I would like to clarify: does vaex.ml.sklearn
allows to perform out-of-core ML?
I try to use examples from documentation and see that if I use dataset from hdf5 file (evaluated dataset consumes ~3 Gb of RAM) in xgboosting procees RAM usage is around ~7-8 Gb. Naively, I assumed that out-of-core do not consume so much RAM. What do I wrong?
My code is
import vaex.ml.sklearn
xgb_model = xgboost.sklearn.XGBRegressor(max_depth=4,
learning_rate=0.1,
n_estimators=100,
subsample=0.75,
random_state=42,
)
vaex_xgb_model = vaex.ml.sklearn.Predictor(features=features,
target='target',
model=xgb_model,
prediction_name='prediction_xgb')
vaex_xgb_model.fit(df_train)
df_train = vaex_xgb_model.transform(df_train)
where features
is the list of ~40 items.
The external models you are using that are not provided by vaex (or vaex-ml) come "as it". When using them in vaex-ml you simply get a convenient way to adding them in the vaex computational graph, serialization, lazy evaluation etc. The models themselves are unmodified (I believe this is stated in the docstrings).
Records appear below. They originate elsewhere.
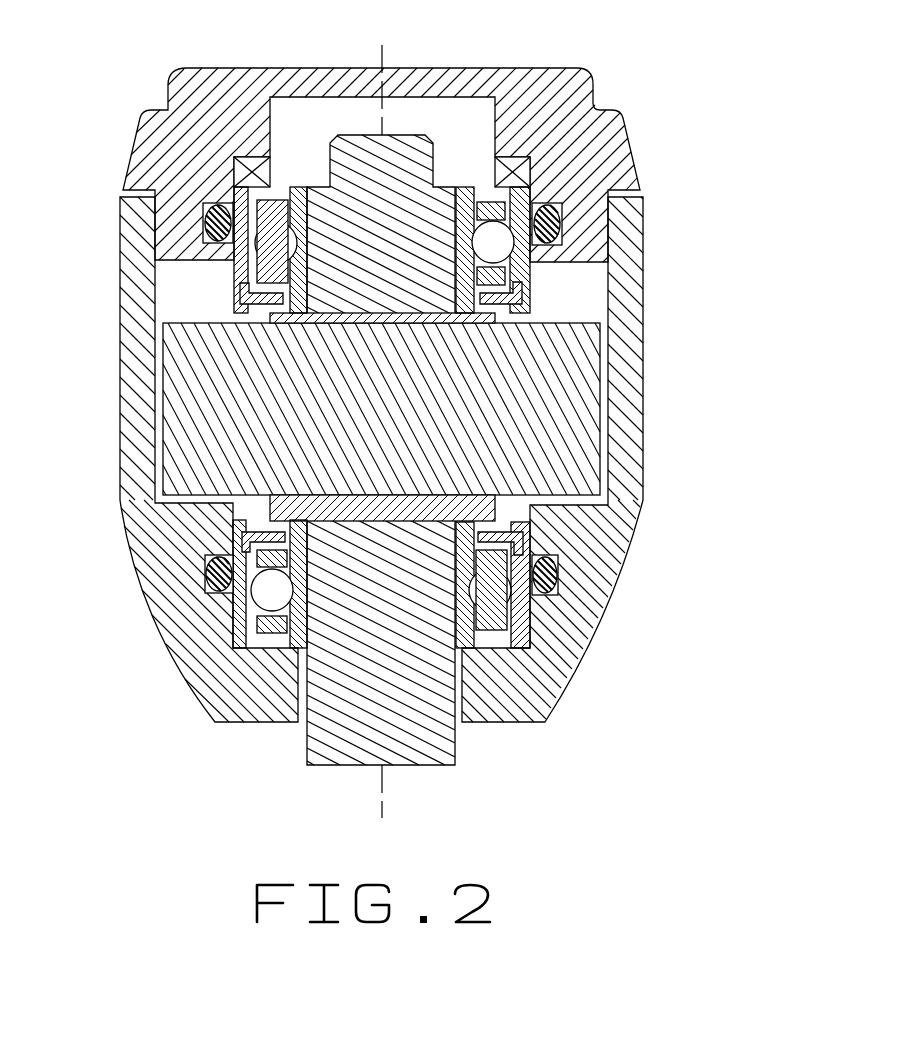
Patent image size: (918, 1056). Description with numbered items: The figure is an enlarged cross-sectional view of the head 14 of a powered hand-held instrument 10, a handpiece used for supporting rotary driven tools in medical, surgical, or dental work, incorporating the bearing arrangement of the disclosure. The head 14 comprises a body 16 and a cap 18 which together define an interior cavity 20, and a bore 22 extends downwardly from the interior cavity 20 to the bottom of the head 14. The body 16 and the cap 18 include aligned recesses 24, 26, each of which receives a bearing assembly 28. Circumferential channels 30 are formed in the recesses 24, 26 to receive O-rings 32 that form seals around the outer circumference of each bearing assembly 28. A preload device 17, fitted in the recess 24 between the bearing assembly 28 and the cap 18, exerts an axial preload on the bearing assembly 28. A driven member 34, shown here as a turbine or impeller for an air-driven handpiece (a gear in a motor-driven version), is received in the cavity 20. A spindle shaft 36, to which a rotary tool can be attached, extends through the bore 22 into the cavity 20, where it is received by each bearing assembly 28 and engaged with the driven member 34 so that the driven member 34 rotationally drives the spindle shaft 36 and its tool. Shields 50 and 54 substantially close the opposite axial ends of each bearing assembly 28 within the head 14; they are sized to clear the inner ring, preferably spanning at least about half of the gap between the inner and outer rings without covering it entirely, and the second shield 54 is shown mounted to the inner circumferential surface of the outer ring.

The powered hand-held instrument 10 is at (640, 83).
The head 14 is at (120, 405).
The body 16 is at (600, 459).
The preload device 17 is at (252, 165).
The cap 18 is at (435, 132).
The interior cavity 20 is at (598, 459).
The bore 22 is at (302, 700).
The recess 24 is at (562, 662).
The recess 26 is at (548, 189).
The bearing assembly 28 is at (301, 375).
The circumferential channel 30 is at (560, 222).
The O-ring 32 is at (560, 228).
The driven member 34 is at (553, 437).
The spindle shaft 36 is at (373, 484).
The shield 50 is at (248, 208).
The second shield 54 is at (233, 283).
So they are not out of core.
I think vaex-ml has for example a K-means model that is implemented in vaex, so that one would be out of core (i.e. will not use much memory).
The preprocessing transformations like StandardScaler, FrequencyEncoder and so on available in vaex-ml, are implemented using vaex, so those would be out-of-core as well.